UMA DAS FUNÇÕES DA ARTE É OLHAR PARA A FERIDA
Diretor do Teatro da Vertigem, que terá livro comemorativo, Antônio Araújo está à frente de mostra internacional.
Estudada por inúmeros pesquisadores, a trajetória de 26 anos do Teatro da Vertigem se confunde com o surgimento de um novo paradigma do teatro brasileiro.
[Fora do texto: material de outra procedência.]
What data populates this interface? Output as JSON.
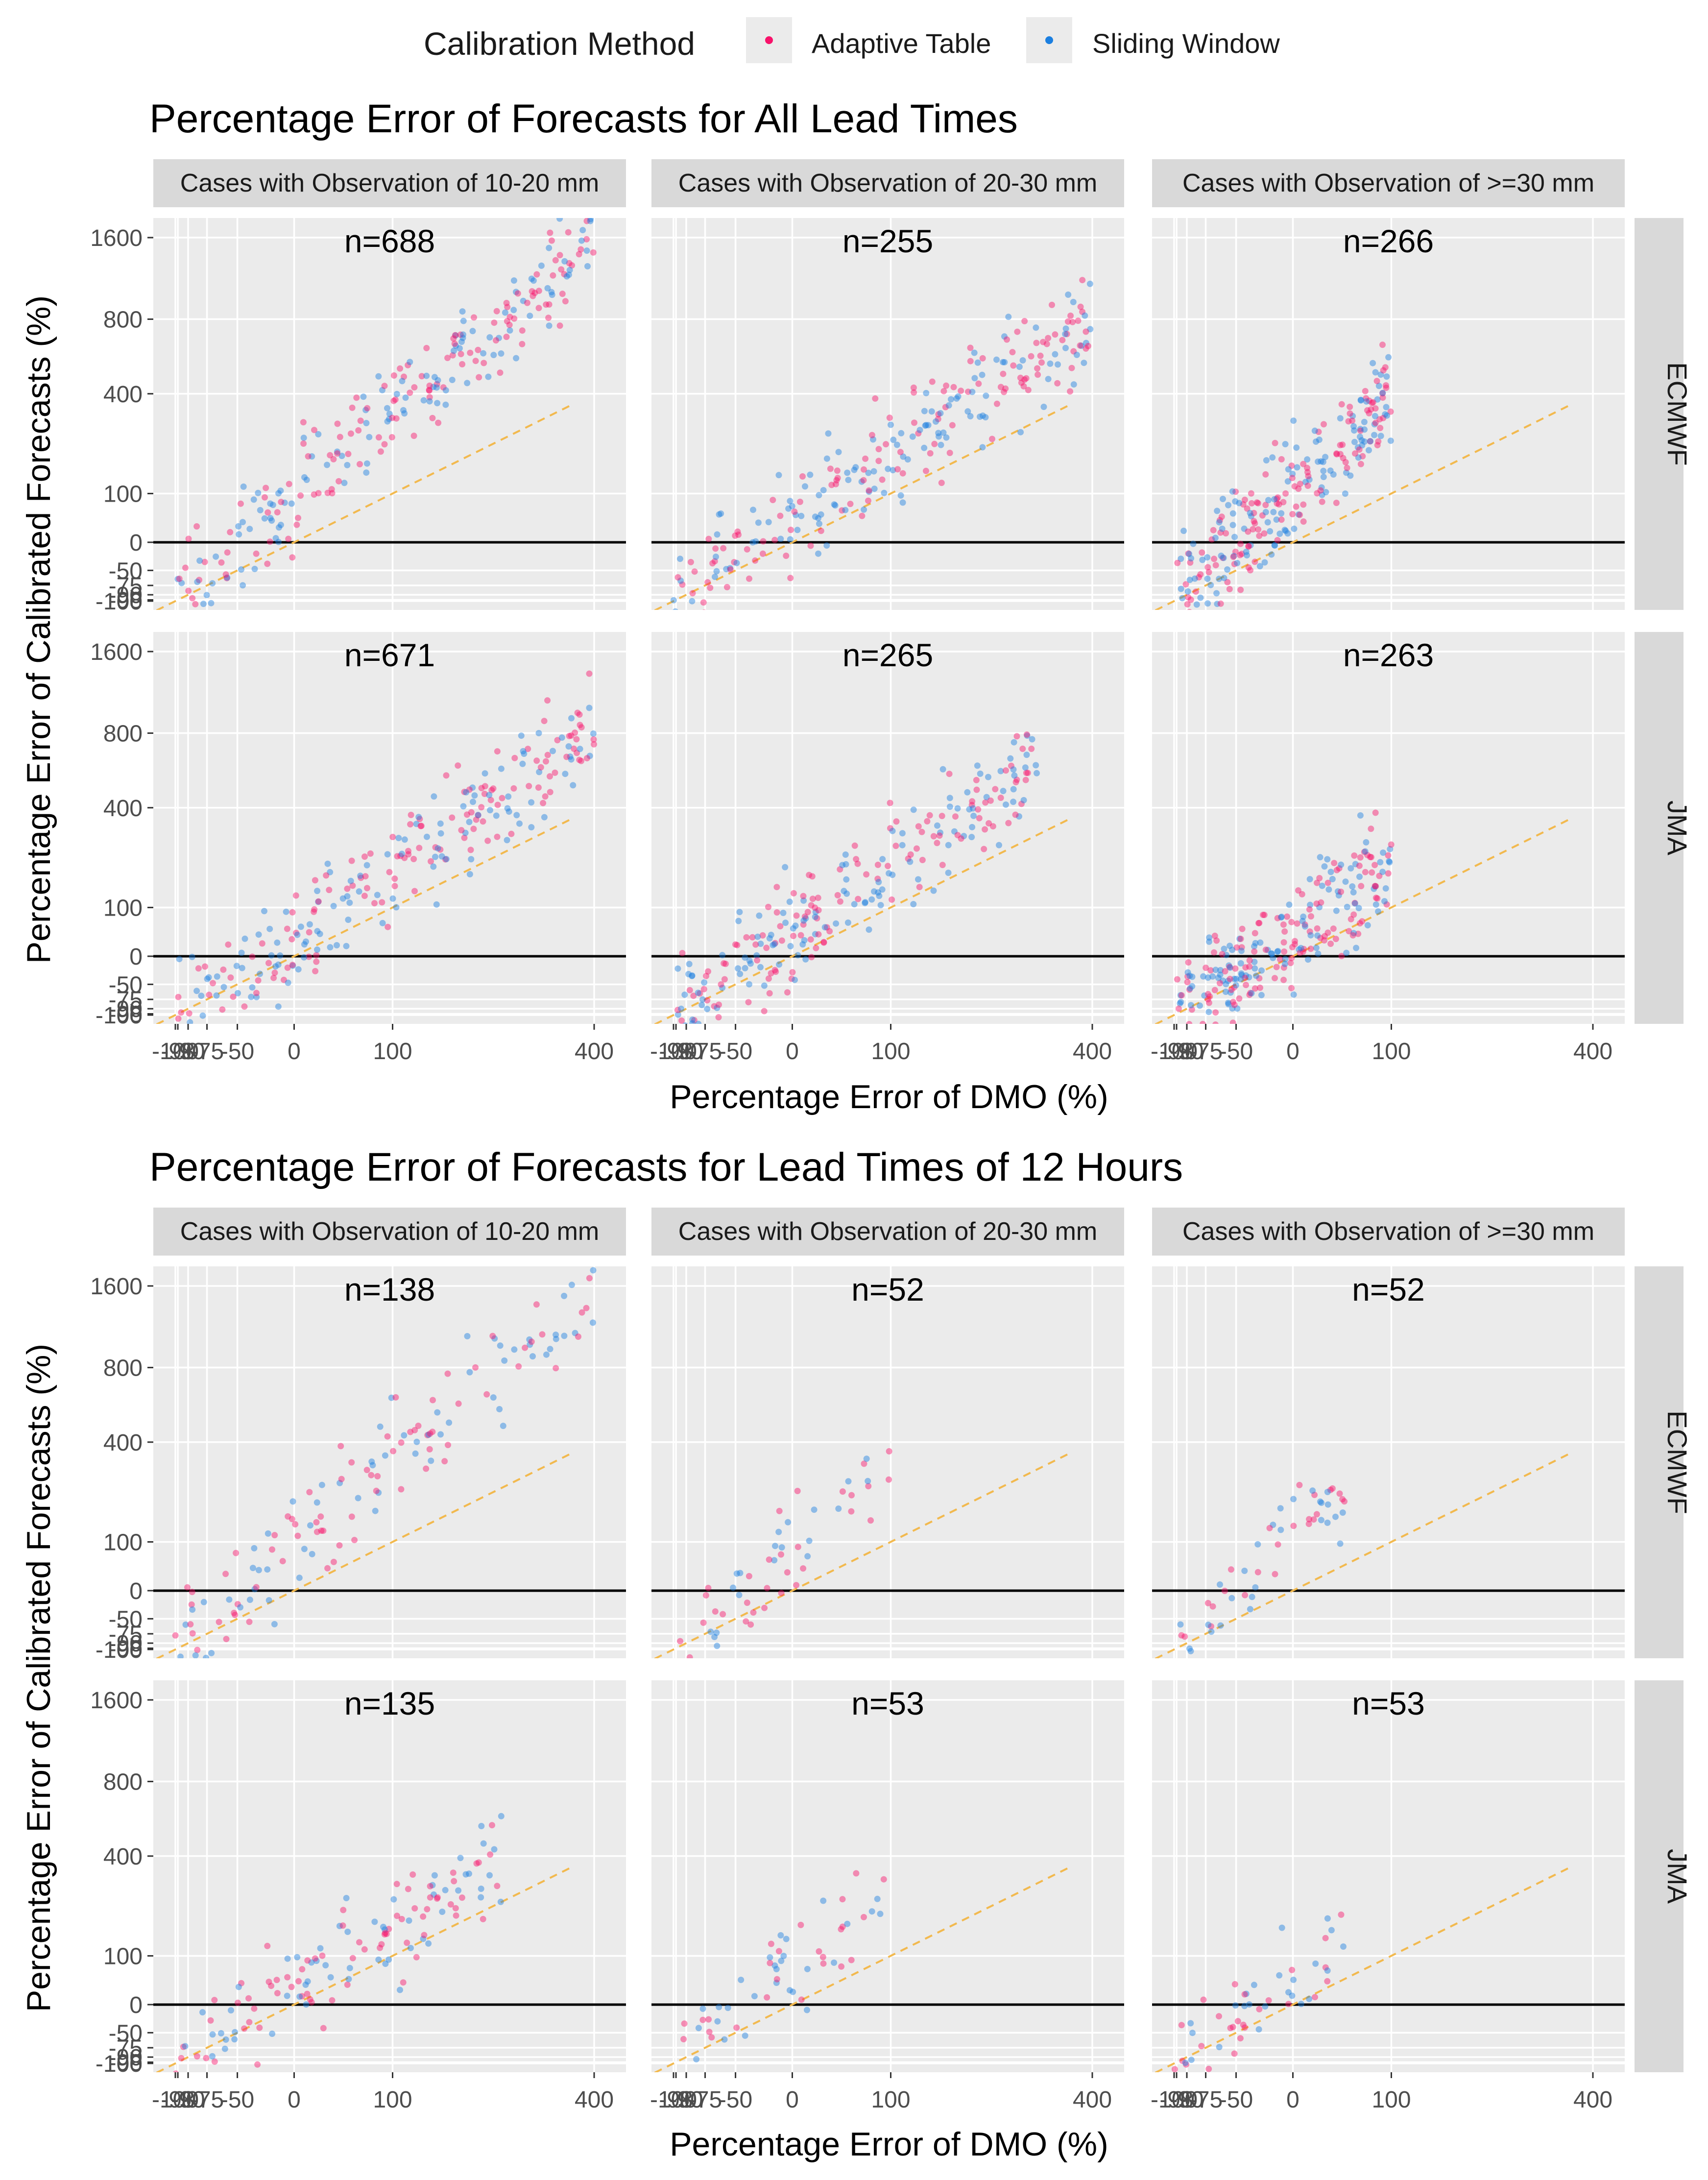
{
  "legend": {
    "title": "Calibration Method",
    "items": [
      {
        "label": "Adaptive Table",
        "color": "#F8126A"
      },
      {
        "label": "Sliding Window",
        "color": "#1B7FE0"
      }
    ]
  },
  "colors": {
    "panel_bg": "#EBEBEB",
    "strip_bg": "#D9D9D9",
    "grid": "#FFFFFF",
    "diagonal": "#F2B94E",
    "zero_line": "#000000",
    "text": "#1A1A1A",
    "tick_text": "#4D4D4D"
  },
  "chart_data": [
    {
      "type": "scatter",
      "title": "Percentage Error of Forecasts for All Lead Times",
      "xlabel": "Percentage Error of DMO (%)",
      "ylabel": "Percentage Error of Calibrated Forecasts (%)",
      "x_ticks": [
        "-100",
        "-98",
        "-90",
        "-75",
        "-50",
        "0",
        "100",
        "400"
      ],
      "y_ticks": [
        "1600",
        "800",
        "400",
        "100",
        "0",
        "-50",
        "-75",
        "-90",
        "-98",
        "-100"
      ],
      "columns": [
        "Cases with Observation of 10-20 mm",
        "Cases with Observation of 20-30 mm",
        "Cases with Observation of >=30 mm"
      ],
      "rows": [
        "ECMWF",
        "JMA"
      ],
      "reference_lines": [
        "y = x (dashed)",
        "y = 0"
      ],
      "panels": [
        {
          "row": "ECMWF",
          "column": "Cases with Observation of 10-20 mm",
          "n_label": "n=688",
          "n": 688,
          "x_range": [
            -100,
            400
          ],
          "y_range": [
            -100,
            1600
          ]
        },
        {
          "row": "ECMWF",
          "column": "Cases with Observation of 20-30 mm",
          "n_label": "n=255",
          "n": 255,
          "x_range": [
            -100,
            400
          ],
          "y_range": [
            -100,
            800
          ]
        },
        {
          "row": "ECMWF",
          "column": "Cases with Observation of >=30 mm",
          "n_label": "n=266",
          "n": 266,
          "x_range": [
            -98,
            100
          ],
          "y_range": [
            -99,
            400
          ]
        },
        {
          "row": "JMA",
          "column": "Cases with Observation of 10-20 mm",
          "n_label": "n=671",
          "n": 671,
          "x_range": [
            -100,
            400
          ],
          "y_range": [
            -100,
            800
          ]
        },
        {
          "row": "JMA",
          "column": "Cases with Observation of 20-30 mm",
          "n_label": "n=265",
          "n": 265,
          "x_range": [
            -100,
            300
          ],
          "y_range": [
            -100,
            600
          ]
        },
        {
          "row": "JMA",
          "column": "Cases with Observation of >=30 mm",
          "n_label": "n=263",
          "n": 263,
          "x_range": [
            -100,
            100
          ],
          "y_range": [
            -100,
            200
          ]
        }
      ]
    },
    {
      "type": "scatter",
      "title": "Percentage Error of Forecasts for Lead Times of 12 Hours",
      "xlabel": "Percentage Error of DMO (%)",
      "ylabel": "Percentage Error of Calibrated Forecasts (%)",
      "x_ticks": [
        "-100",
        "-98",
        "-90",
        "-75",
        "-50",
        "0",
        "100",
        "400"
      ],
      "y_ticks": [
        "1600",
        "800",
        "400",
        "100",
        "0",
        "-50",
        "-75",
        "-90",
        "-98",
        "-100"
      ],
      "columns": [
        "Cases with Observation of 10-20 mm",
        "Cases with Observation of 20-30 mm",
        "Cases with Observation of >=30 mm"
      ],
      "rows": [
        "ECMWF",
        "JMA"
      ],
      "reference_lines": [
        "y = x (dashed)",
        "y = 0"
      ],
      "panels": [
        {
          "row": "ECMWF",
          "column": "Cases with Observation of 10-20 mm",
          "n_label": "n=138",
          "n": 138,
          "x_range": [
            -100,
            400
          ],
          "y_range": [
            -100,
            1600
          ]
        },
        {
          "row": "ECMWF",
          "column": "Cases with Observation of 20-30 mm",
          "n_label": "n=52",
          "n": 52,
          "x_range": [
            -100,
            100
          ],
          "y_range": [
            -99,
            300
          ]
        },
        {
          "row": "ECMWF",
          "column": "Cases with Observation of >=30 mm",
          "n_label": "n=52",
          "n": 52,
          "x_range": [
            -98,
            50
          ],
          "y_range": [
            -98,
            250
          ]
        },
        {
          "row": "JMA",
          "column": "Cases with Observation of 10-20 mm",
          "n_label": "n=135",
          "n": 135,
          "x_range": [
            -100,
            250
          ],
          "y_range": [
            -100,
            400
          ]
        },
        {
          "row": "JMA",
          "column": "Cases with Observation of 20-30 mm",
          "n_label": "n=53",
          "n": 53,
          "x_range": [
            -100,
            100
          ],
          "y_range": [
            -100,
            300
          ]
        },
        {
          "row": "JMA",
          "column": "Cases with Observation of >=30 mm",
          "n_label": "n=53",
          "n": 53,
          "x_range": [
            -100,
            50
          ],
          "y_range": [
            -100,
            150
          ]
        }
      ]
    }
  ]
}
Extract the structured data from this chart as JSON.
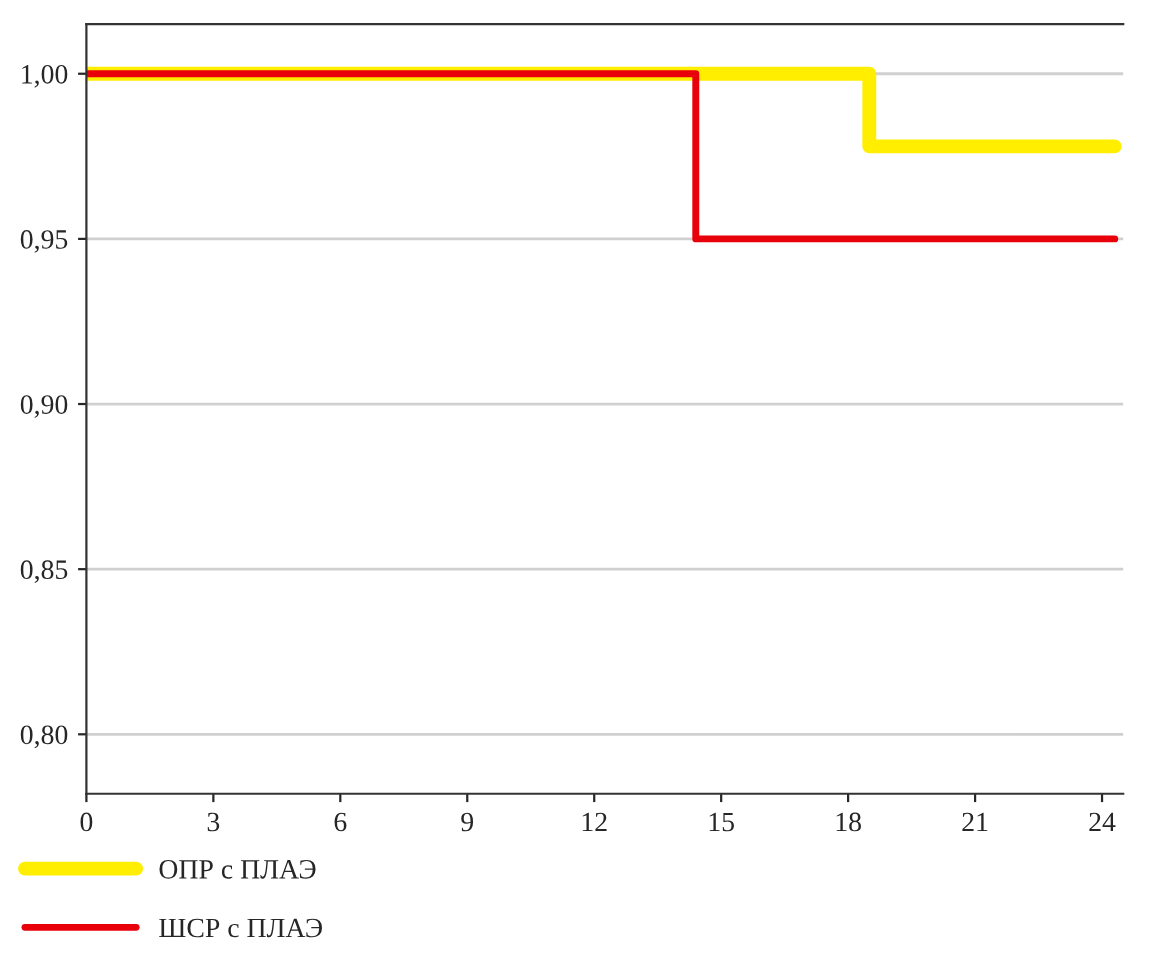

O grupo foi um dos pioneiros, nos anos 90, a adotar o processo colaborativo, que segue novos modos de organização do trabalho, sob métodos horizontais de criação e produção.
Diretor artístico da companhia e também da 5ª Mostra Internacional de Teatro de São Paulo (MITsp), em cartaz até o dia 11 (em março), Antônio Araújo não vê diferenças entre o seu papel como encenador ou programador do principal festival de artes cênicas da cidade. “Uma das funções da arte é olhar para a ferida, aumentar a nossa percepção e provocar desestabilização – ainda mais nestes tempos conservadores que estamos voltando a viver”, afirma. “Esse enfrentamento tornou-se hoje bem mais violento, porém também mais urgente e necessário, e é o que estamos tentando fazer.”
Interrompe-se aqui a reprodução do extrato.